The system provides teachers with access to a form where they can allocate points as students complete events. The form has several different layouts, allowing each sport to have a different scoring system. The system also provides a live results dashboard, which updates as new points are allocated.
The application implements a role-based permissions system, where regular users can only access the results dashboard, teachers can access the results form, and admin users can access pages for managing events, houses, and sports. This ensures that results cannot be modified by any unauthorised parties.
To begin, I communicated with the sports department at the junior campus to understand their existing, paper-based scoring system. Following these conversations, I began planning my digital replacement. This involved creating an ER Diagram detailing the database structure, design drawings outlining the layout and content of each page, and flowcharts solidifying how different parts of the system would work.

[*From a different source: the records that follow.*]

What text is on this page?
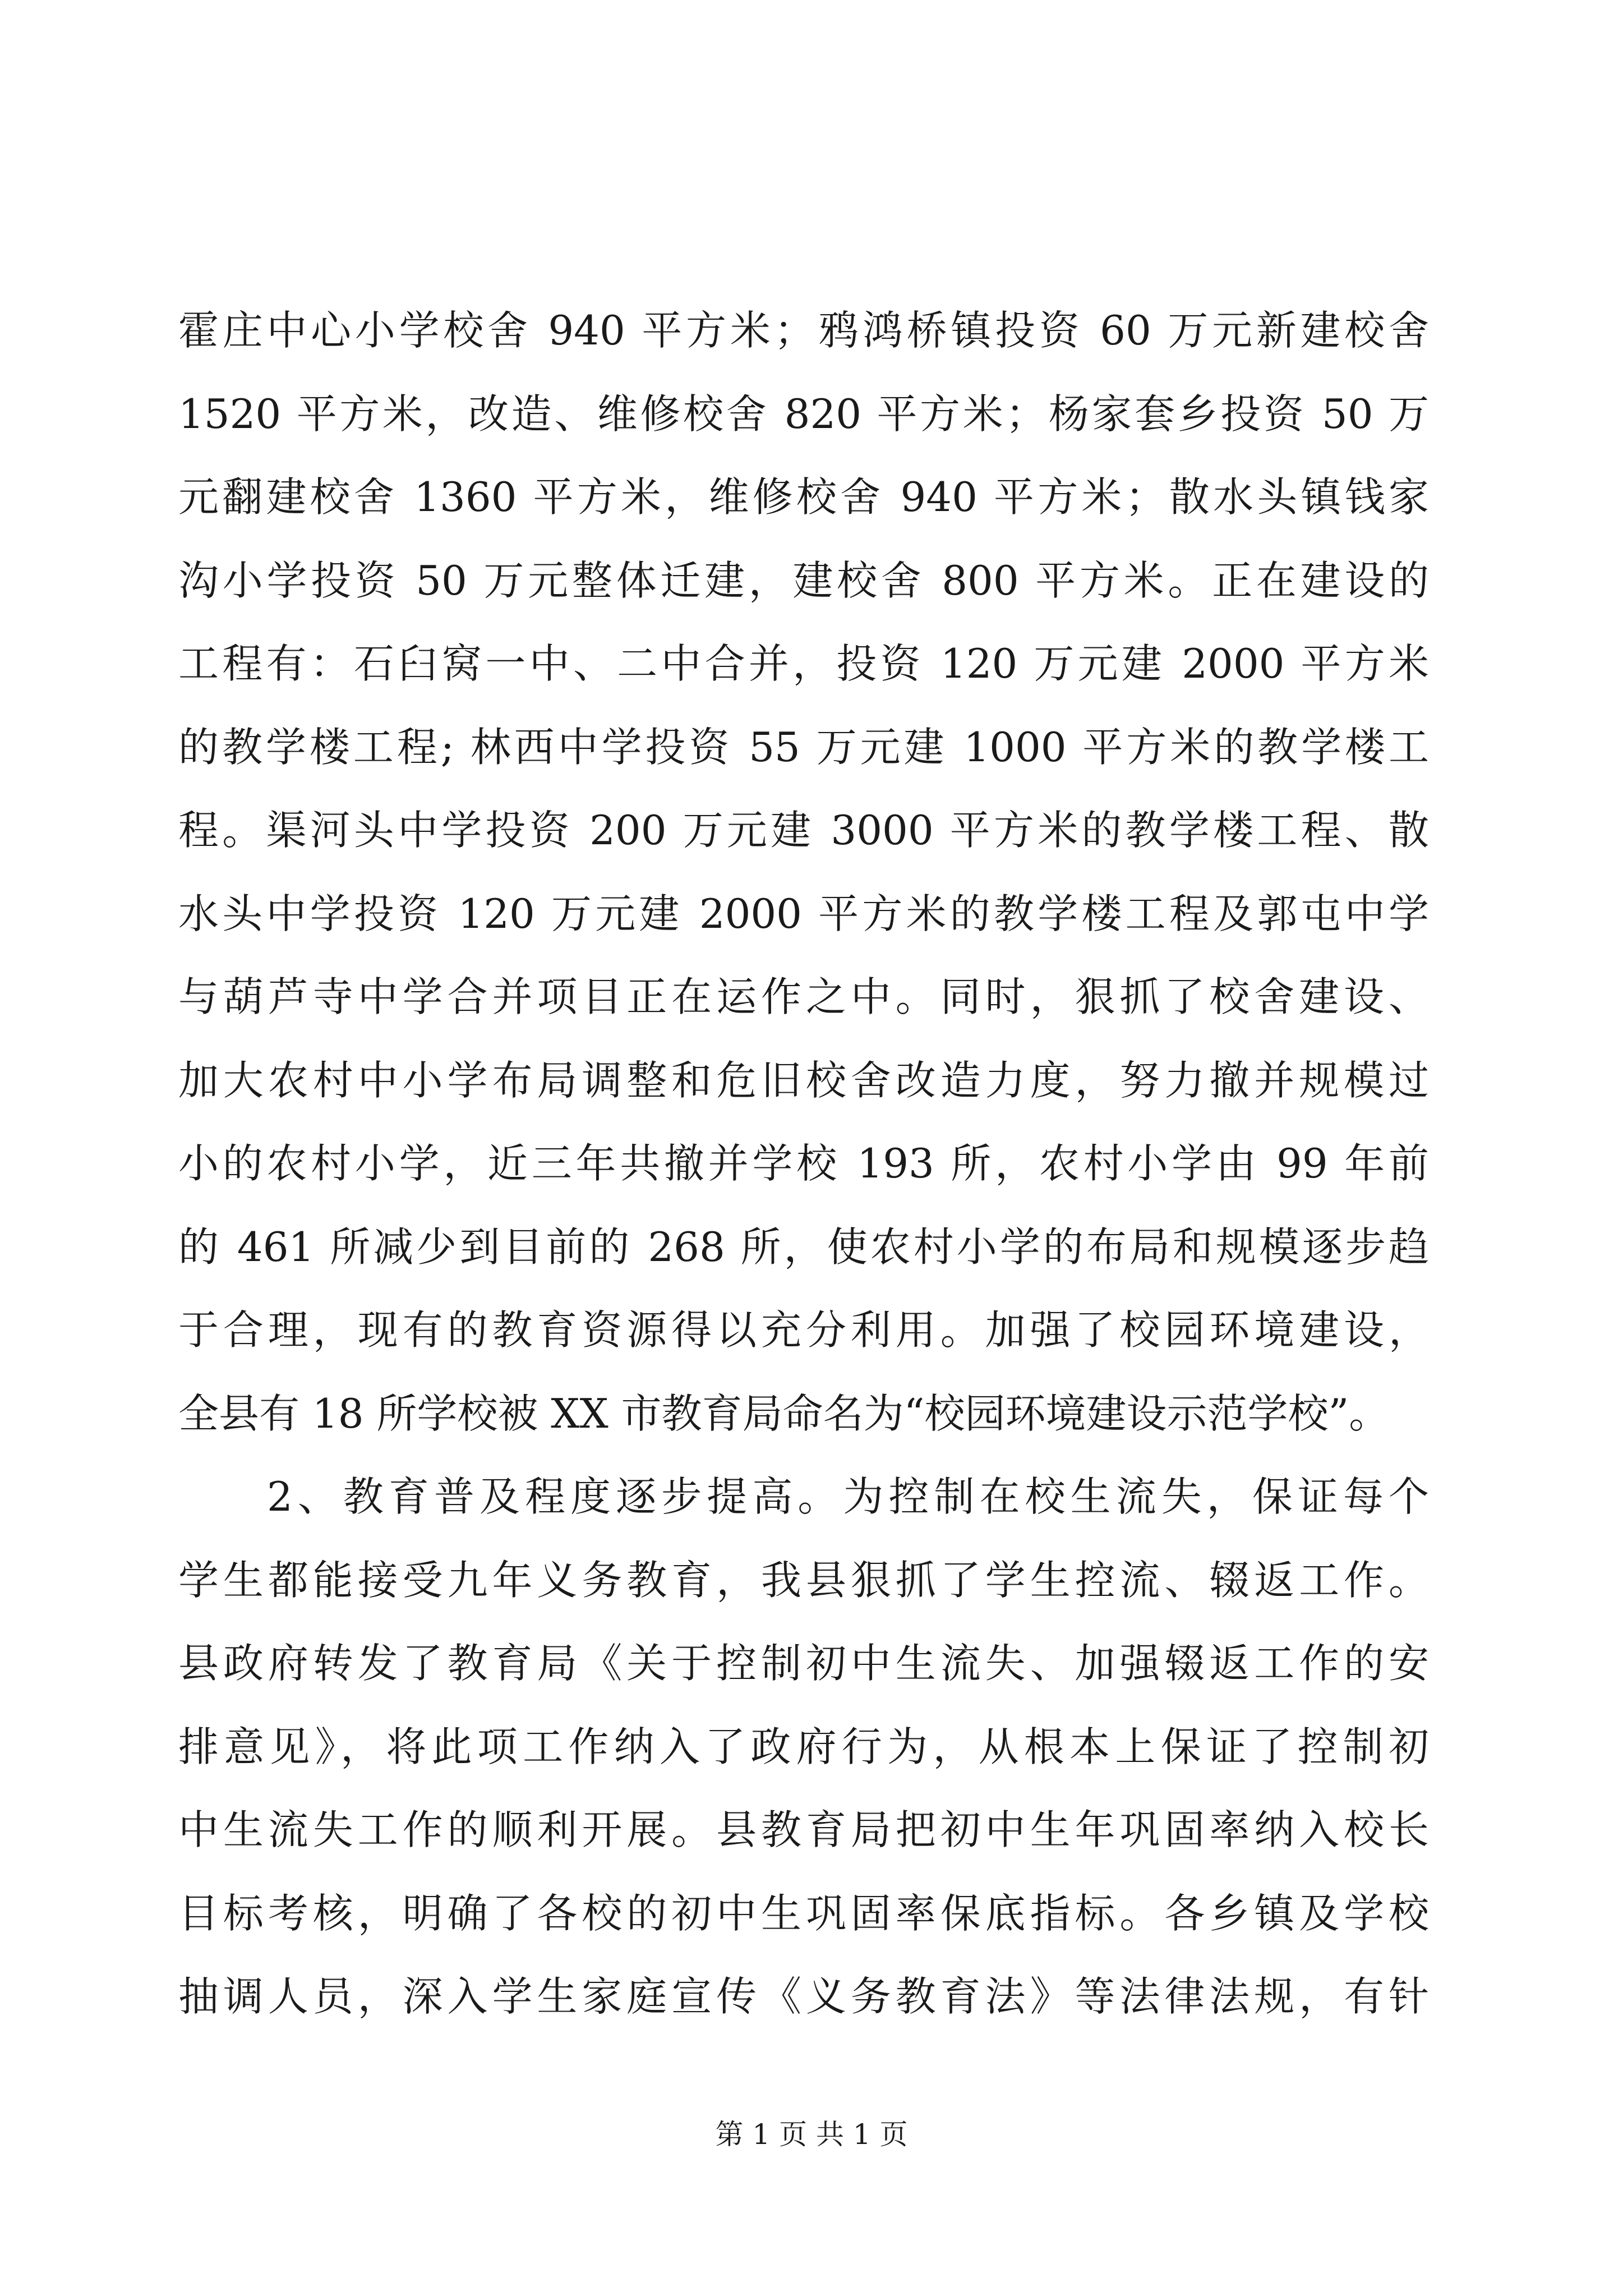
霍庄中心小学校舍 940 平方米；鸦鸿桥镇投资 60 万元新建校舍
1520 平方米，改造、维修校舍 820 平方米；杨家套乡投资 50 万
元翻建校舍 1360 平方米，维修校舍 940 平方米；散水头镇钱家
沟小学投资 50 万元整体迁建，建校舍 800 平方米。正在建设的
工程有：石臼窝一中、二中合并，投资 120 万元建 2000 平方米
的教学楼工程; 林西中学投资 55 万元建 1000 平方米的教学楼工
程。渠河头中学投资 200 万元建 3000 平方米的教学楼工程、散
水头中学投资 120 万元建 2000 平方米的教学楼工程及郭屯中学
与葫芦寺中学合并项目正在运作之中。同时，狠抓了校舍建设、
加大农村中小学布局调整和危旧校舍改造力度，努力撤并规模过
小的农村小学，近三年共撤并学校 193 所，农村小学由 99 年前
的 461 所减少到目前的 268 所，使农村小学的布局和规模逐步趋
于合理，现有的教育资源得以充分利用。加强了校园环境建设，
全县有 18 所学校被 XX 市教育局命名为“校园环境建设示范学校”。
2、教育普及程度逐步提高。为控制在校生流失，保证每个
学生都能接受九年义务教育，我县狠抓了学生控流、辍返工作。
县政府转发了教育局《关于控制初中生流失、加强辍返工作的安
排意见》，将此项工作纳入了政府行为，从根本上保证了控制初
中生流失工作的顺利开展。县教育局把初中生年巩固率纳入校长
目标考核，明确了各校的初中生巩固率保底指标。各乡镇及学校
抽调人员，深入学生家庭宣传《义务教育法》等法律法规，有针
第 1 页 共 1 页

The most difficult part of the design was working out how to support events with different scoring systems, whilst still allowing for new events to be created in the future. In the end, I devised a set of four generic scoring schemes which covered all the existing events, and provided an interface for creating new events based on these schemes.
The application was built using Node.js with Express, using the Pug templating engine. This stack lent itself to the model-view-controller (MVC) design pattern, which made the resulting codebase easy to navigate and reason about. Further, the ability to create templates allowed me to break the user interface into reusable components, such as the top navigation bar, making it easier to maintain.
The events, houses, sports, and results were stored in a MySQL database, and I used the Sequelize ORM to automate table creation and simplify the process of writing database queries.
Finally, I used Socket.IO to implement the live-update functionality of the dashboard page. This was made easy by its built-in support for Express, which I was already using for page rendering and API routes.